Zdaniem ks. Śliwińskiego wyprawa papieża Franciszka na wyspę Lesbos nie była politycznym manifestem i nie należy jej tak odczytywać. – Proszę pamiętać, że pierwszą wycieczką papieża była wyprawa na włoską wyspę Lampeduzę. Już wtedy papież pojechał tam w ramach solidarności i zwrócenia uwagi świata: zobaczcie co tutaj się dzieje – powiedział ks. Śliwiński.
– To mnie w ogóle nie zaskakuje. Jest to kontynuacja naczelnej myśli pontyfikatu papieża, który nie robi niczego innego jak przypomina ewangelię. To znaczy: nie możemy być obojętni na sytuację ofiar wojennych.

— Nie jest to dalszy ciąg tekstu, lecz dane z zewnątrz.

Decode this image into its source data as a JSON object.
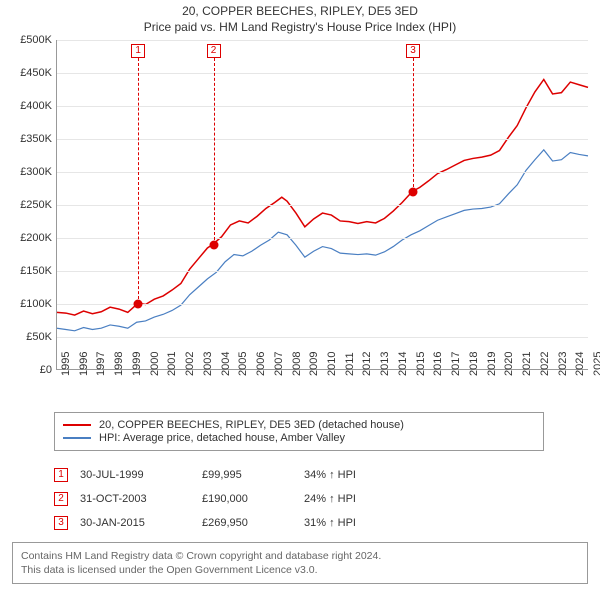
{
  "title": {
    "line1": "20, COPPER BEECHES, RIPLEY, DE5 3ED",
    "line2": "Price paid vs. HM Land Registry's House Price Index (HPI)"
  },
  "chart": {
    "type": "line",
    "x_start_year": 1995,
    "x_end_year": 2025,
    "x_ticks": [
      1995,
      1996,
      1997,
      1998,
      1999,
      2000,
      2001,
      2002,
      2003,
      2004,
      2005,
      2006,
      2007,
      2008,
      2009,
      2010,
      2011,
      2012,
      2013,
      2014,
      2015,
      2016,
      2017,
      2018,
      2019,
      2020,
      2021,
      2022,
      2023,
      2024,
      2025
    ],
    "y_min": 0,
    "y_max": 500000,
    "y_tick_step": 50000,
    "y_tick_labels": [
      "£0",
      "£50K",
      "£100K",
      "£150K",
      "£200K",
      "£250K",
      "£300K",
      "£350K",
      "£400K",
      "£450K",
      "£500K"
    ],
    "grid_color": "#e6e6e6",
    "axis_color": "#999999",
    "background_color": "#ffffff",
    "series": [
      {
        "name": "property_price",
        "label": "20, COPPER BEECHES, RIPLEY, DE5 3ED (detached house)",
        "color": "#dd0000",
        "line_width": 1.5,
        "data": [
          [
            1995.0,
            86
          ],
          [
            1995.5,
            85
          ],
          [
            1996.0,
            82
          ],
          [
            1996.5,
            88
          ],
          [
            1997.0,
            84
          ],
          [
            1997.5,
            87
          ],
          [
            1998.0,
            94
          ],
          [
            1998.5,
            91
          ],
          [
            1999.0,
            86
          ],
          [
            1999.58,
            100
          ],
          [
            2000.0,
            98
          ],
          [
            2000.5,
            106
          ],
          [
            2001.0,
            111
          ],
          [
            2001.5,
            120
          ],
          [
            2002.0,
            130
          ],
          [
            2002.5,
            152
          ],
          [
            2003.0,
            168
          ],
          [
            2003.5,
            184
          ],
          [
            2003.83,
            190
          ],
          [
            2004.3,
            201
          ],
          [
            2004.8,
            219
          ],
          [
            2005.3,
            225
          ],
          [
            2005.8,
            222
          ],
          [
            2006.3,
            232
          ],
          [
            2006.8,
            244
          ],
          [
            2007.3,
            253
          ],
          [
            2007.7,
            261
          ],
          [
            2008.0,
            255
          ],
          [
            2008.5,
            237
          ],
          [
            2009.0,
            216
          ],
          [
            2009.5,
            228
          ],
          [
            2010.0,
            237
          ],
          [
            2010.5,
            234
          ],
          [
            2011.0,
            225
          ],
          [
            2011.5,
            224
          ],
          [
            2012.0,
            221
          ],
          [
            2012.5,
            224
          ],
          [
            2013.0,
            222
          ],
          [
            2013.5,
            229
          ],
          [
            2014.0,
            240
          ],
          [
            2014.5,
            253
          ],
          [
            2015.08,
            270
          ],
          [
            2015.5,
            276
          ],
          [
            2016.0,
            286
          ],
          [
            2016.5,
            297
          ],
          [
            2017.0,
            303
          ],
          [
            2017.5,
            310
          ],
          [
            2018.0,
            317
          ],
          [
            2018.5,
            320
          ],
          [
            2019.0,
            322
          ],
          [
            2019.5,
            325
          ],
          [
            2020.0,
            332
          ],
          [
            2020.5,
            352
          ],
          [
            2021.0,
            370
          ],
          [
            2021.5,
            397
          ],
          [
            2022.0,
            421
          ],
          [
            2022.5,
            440
          ],
          [
            2023.0,
            418
          ],
          [
            2023.5,
            420
          ],
          [
            2024.0,
            436
          ],
          [
            2024.5,
            432
          ],
          [
            2025.0,
            428
          ]
        ]
      },
      {
        "name": "hpi",
        "label": "HPI: Average price, detached house, Amber Valley",
        "color": "#4a7fc2",
        "line_width": 1.2,
        "data": [
          [
            1995.0,
            62
          ],
          [
            1995.5,
            60
          ],
          [
            1996.0,
            58
          ],
          [
            1996.5,
            63
          ],
          [
            1997.0,
            60
          ],
          [
            1997.5,
            62
          ],
          [
            1998.0,
            67
          ],
          [
            1998.5,
            65
          ],
          [
            1999.0,
            62
          ],
          [
            1999.5,
            71
          ],
          [
            2000.0,
            73
          ],
          [
            2000.5,
            79
          ],
          [
            2001.0,
            83
          ],
          [
            2001.5,
            89
          ],
          [
            2002.0,
            97
          ],
          [
            2002.5,
            113
          ],
          [
            2003.0,
            125
          ],
          [
            2003.5,
            137
          ],
          [
            2004.0,
            147
          ],
          [
            2004.5,
            163
          ],
          [
            2005.0,
            174
          ],
          [
            2005.5,
            172
          ],
          [
            2006.0,
            179
          ],
          [
            2006.5,
            188
          ],
          [
            2007.0,
            196
          ],
          [
            2007.5,
            208
          ],
          [
            2008.0,
            204
          ],
          [
            2008.5,
            188
          ],
          [
            2009.0,
            170
          ],
          [
            2009.5,
            179
          ],
          [
            2010.0,
            186
          ],
          [
            2010.5,
            183
          ],
          [
            2011.0,
            176
          ],
          [
            2011.5,
            175
          ],
          [
            2012.0,
            174
          ],
          [
            2012.5,
            175
          ],
          [
            2013.0,
            173
          ],
          [
            2013.5,
            178
          ],
          [
            2014.0,
            186
          ],
          [
            2014.5,
            196
          ],
          [
            2015.0,
            204
          ],
          [
            2015.5,
            210
          ],
          [
            2016.0,
            218
          ],
          [
            2016.5,
            226
          ],
          [
            2017.0,
            231
          ],
          [
            2017.5,
            236
          ],
          [
            2018.0,
            241
          ],
          [
            2018.5,
            243
          ],
          [
            2019.0,
            244
          ],
          [
            2019.5,
            246
          ],
          [
            2020.0,
            251
          ],
          [
            2020.5,
            266
          ],
          [
            2021.0,
            280
          ],
          [
            2021.5,
            302
          ],
          [
            2022.0,
            318
          ],
          [
            2022.5,
            333
          ],
          [
            2023.0,
            316
          ],
          [
            2023.5,
            318
          ],
          [
            2024.0,
            329
          ],
          [
            2024.5,
            326
          ],
          [
            2025.0,
            324
          ]
        ]
      }
    ],
    "sales": [
      {
        "n": "1",
        "year": 1999.58,
        "value": 99995,
        "date": "30-JUL-1999",
        "price": "£99,995",
        "pct": "34% ↑ HPI",
        "color": "#dd0000"
      },
      {
        "n": "2",
        "year": 2003.83,
        "value": 190000,
        "date": "31-OCT-2003",
        "price": "£190,000",
        "pct": "24% ↑ HPI",
        "color": "#dd0000"
      },
      {
        "n": "3",
        "year": 2015.08,
        "value": 269950,
        "date": "30-JAN-2015",
        "price": "£269,950",
        "pct": "31% ↑ HPI",
        "color": "#dd0000"
      }
    ]
  },
  "legend": {
    "series0": "20, COPPER BEECHES, RIPLEY, DE5 3ED (detached house)",
    "series1": "HPI: Average price, detached house, Amber Valley"
  },
  "footer": {
    "line1": "Contains HM Land Registry data © Crown copyright and database right 2024.",
    "line2": "This data is licensed under the Open Government Licence v3.0."
  }
}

- To nie była manifestacja, tym bardziej nie polityczna. Zresztą wracając, w samolocie papież przyznał, że była to spontaniczna decyzja – mówił ks. Śliwiński.
Przedstawiciel Kościoła pytany o obawy m.in. Polaków w związku z przyjęciem uchodźców i ewentualne zagrożenia terrorystyczne, które mogą być tego następstwem powiedział, że papież ma na uwadze potencjalne zagrożenia. - Papież bardziej zdaje sobie z tego sprawę niż nam się wydaje. Jest świadomy tego, że Europejczycy boją się różnych sytuacji związanych z napływem uchodźców – twierdził rzecznik archidiecezji warszawskiej.